La niebla lo va derrotando todo: la montaña, el precipicio,
la banquina, el camino. Me concentro en esas dos o tres líneas blancas que dividen
la ruta por la mitad. Pisar las líneas blancas con la rueda izquierda. No mirar
lo que no se ve. Sólo lo que puedo ver. Tengo miedo, entonces hablo.
Le hablo al chico que va dormido en el asiento de atrás. Le
hablo porque tengo miedo de que se despierte y no me vea. Entonces le hablo.
Para cuando la niebla se haya tragado
todo, poder seguir la voz.
Veo la luz de unos faros que nos siguen de cerca. Ya somos
dos. Al rato, los faros traseros de un auto que nos precede. Ya somos tres. La hebra
de una montaña. Un paisaje de cornisa. Una caravana. Cuentas brillantes de un
rosario. El camino serpentea. Engarzados por un hilo de voz.
Más
adelante, en el parador, la gente se ríe, conversa, saca fotos. Mastico una medialuna
y me quemo con el café con leche. El chico se aplica a un alfajor de maicena, hace monerías hablando con la boca llena.

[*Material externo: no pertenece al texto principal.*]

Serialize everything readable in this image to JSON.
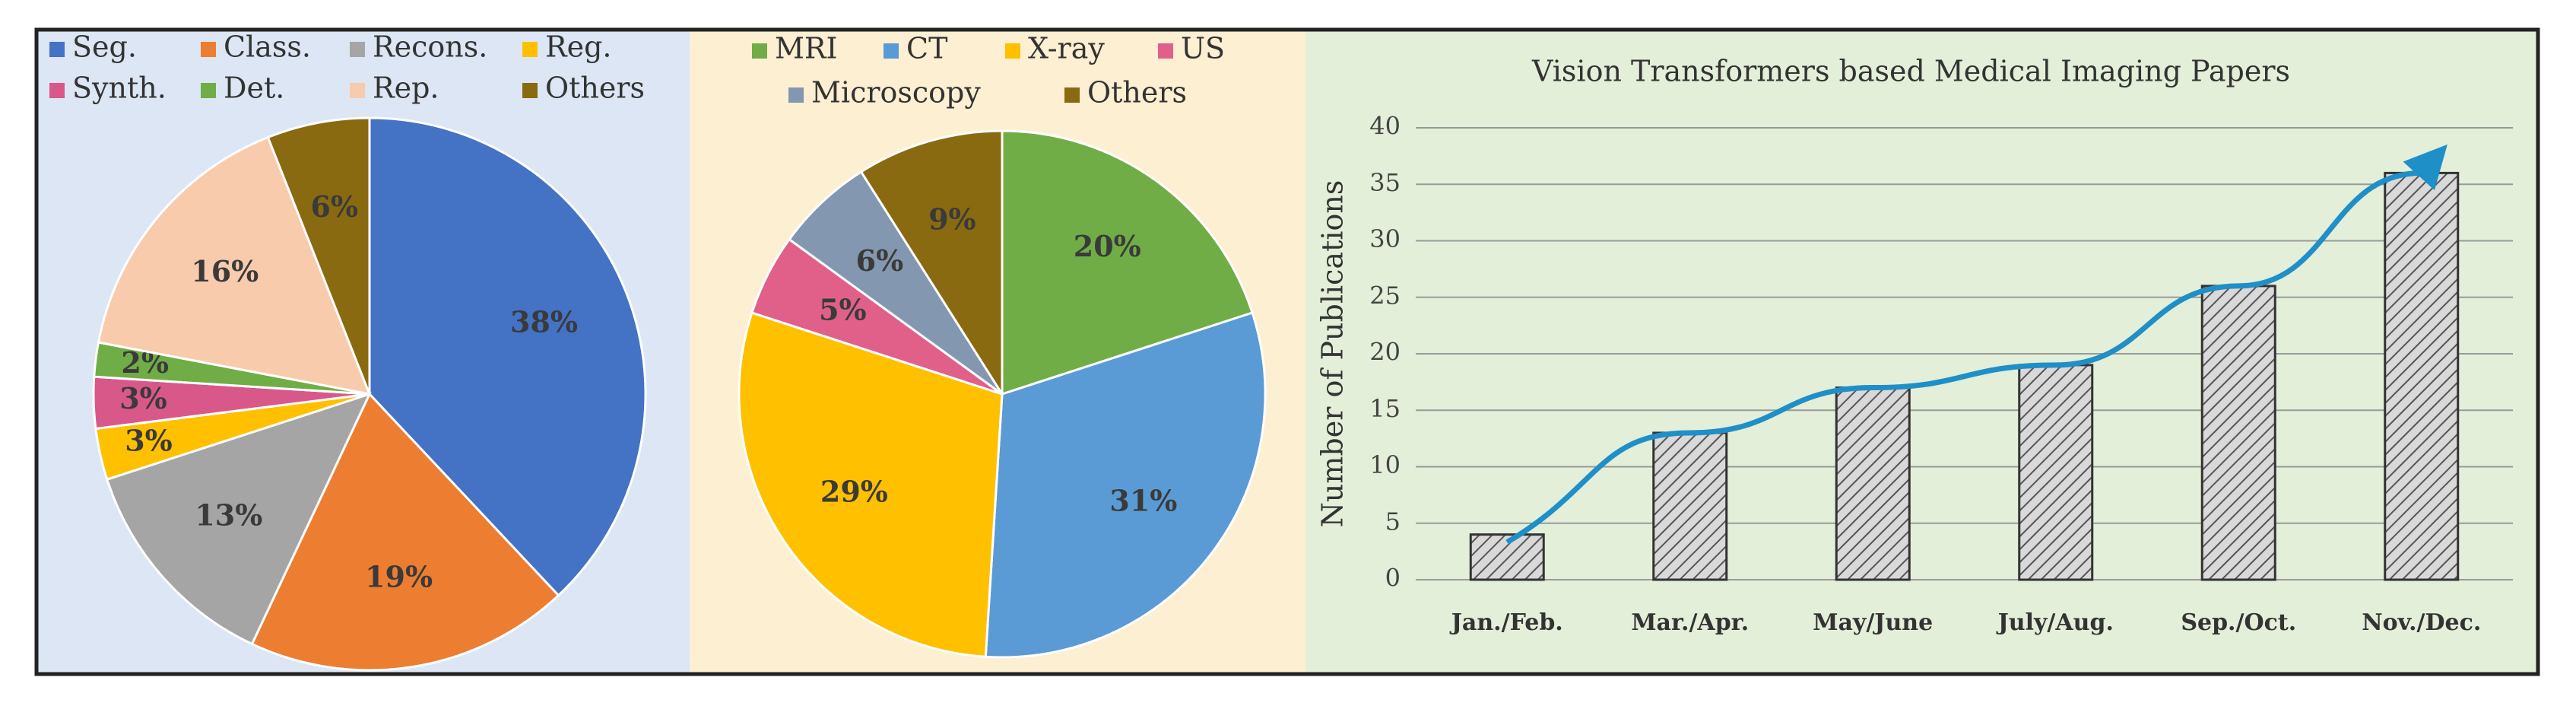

Luego
la familia nos recibe y nos pregunta cómo estuvo el viaje. Siento cada nervio
de cada brazo cada pierna y digo bien, un poco cansada. Duermo. El cuerpo se
sacude los nudos en breves temblores. Sueño con lo mismo: la montaña. El hilo
de voz es una cuerda destemplada. Y todo progresa, avanza. Directo al precipicio. Como debe ser.